Successfully built, the WAR-file can be deployed as webapp in e.g. Tomcat, or be run standalone:

chmod +x standalone/target/dist/bin/rowstore
standalone/target/dist/bin/rowstore <path-to-configuration.json> [port-number]

The port number is optional, by default port 8282 is used.

Security

RowStore provides a private REST API (for data management) as well as a public REST API (for data retrieval). Currently RowStore does not provide any own security mechanism and it is recommended that the private API is protected by a web server/reverse proxy with authentication features such as Apache HTTPD.

Issue tracking

Please refer to RowStore on GitHub for issue tracking.

Database layout

An administrative table keeps track of datasets and their current status:

CREATE TABLE IF NOT EXISTS datasets (id UUID PRIMARY KEY, status INT NOT NULL, created TIMESTAMP NOT NULL, data_table CHAR(37))

A table per dataset holds the actual data in JSON:

CREATE TABLE IF NOT EXISTS {data-table} (rownr SERIAL, data JSONB NOT NULL)
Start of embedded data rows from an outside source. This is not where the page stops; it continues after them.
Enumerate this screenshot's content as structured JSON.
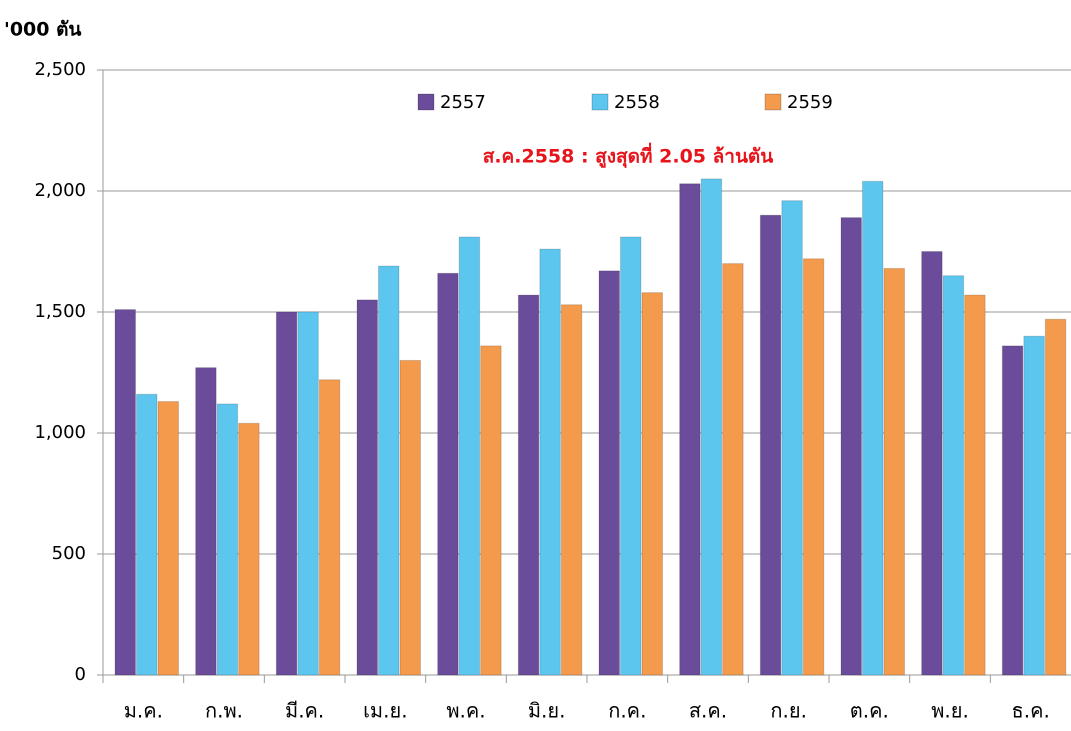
{
  "chart_data": {
    "type": "bar",
    "y_axis_label": "'000 ตัน",
    "annotation": "ส.ค.2558 : สูงสุดที่ 2.05 ล้านตัน",
    "categories": [
      "ม.ค.",
      "ก.พ.",
      "มี.ค.",
      "เม.ย.",
      "พ.ค.",
      "มิ.ย.",
      "ก.ค.",
      "ส.ค.",
      "ก.ย.",
      "ต.ค.",
      "พ.ย.",
      "ธ.ค."
    ],
    "series": [
      {
        "name": "2557",
        "color": "#6b4c9a",
        "values": [
          1510,
          1270,
          1500,
          1550,
          1660,
          1570,
          1670,
          2030,
          1900,
          1890,
          1750,
          1360
        ]
      },
      {
        "name": "2558",
        "color": "#5cc6ee",
        "values": [
          1160,
          1120,
          1500,
          1690,
          1810,
          1760,
          1810,
          2050,
          1960,
          2040,
          1650,
          1400
        ]
      },
      {
        "name": "2559",
        "color": "#f39a4c",
        "values": [
          1130,
          1040,
          1220,
          1300,
          1360,
          1530,
          1580,
          1700,
          1720,
          1680,
          1570,
          1470
        ]
      }
    ],
    "ylim": [
      0,
      2500
    ],
    "yticks": [
      0,
      500,
      {
        "value": 1000,
        "label": "1,000"
      },
      {
        "value": 1500,
        "label": "1,500"
      },
      {
        "value": 2000,
        "label": "2,000"
      },
      {
        "value": 2500,
        "label": "2,500"
      }
    ],
    "grid": true
  }
}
A table to manage aliases:

CREATE TABLE IF NOT EXISTS aliases (id SERIAL, dataset_id UUID NOT NULL, alias TEXT NOT NULL)

Roadmap

Version 1.0

Version 1.1

Version 1.2

Version 2.0

License

MetaSolutions AB licenses this work under the terms of the Apache License 2.0 (the "License"); you may not use this work except in compliance with the License. See the LICENSE.txt file distributed with this work for the full License.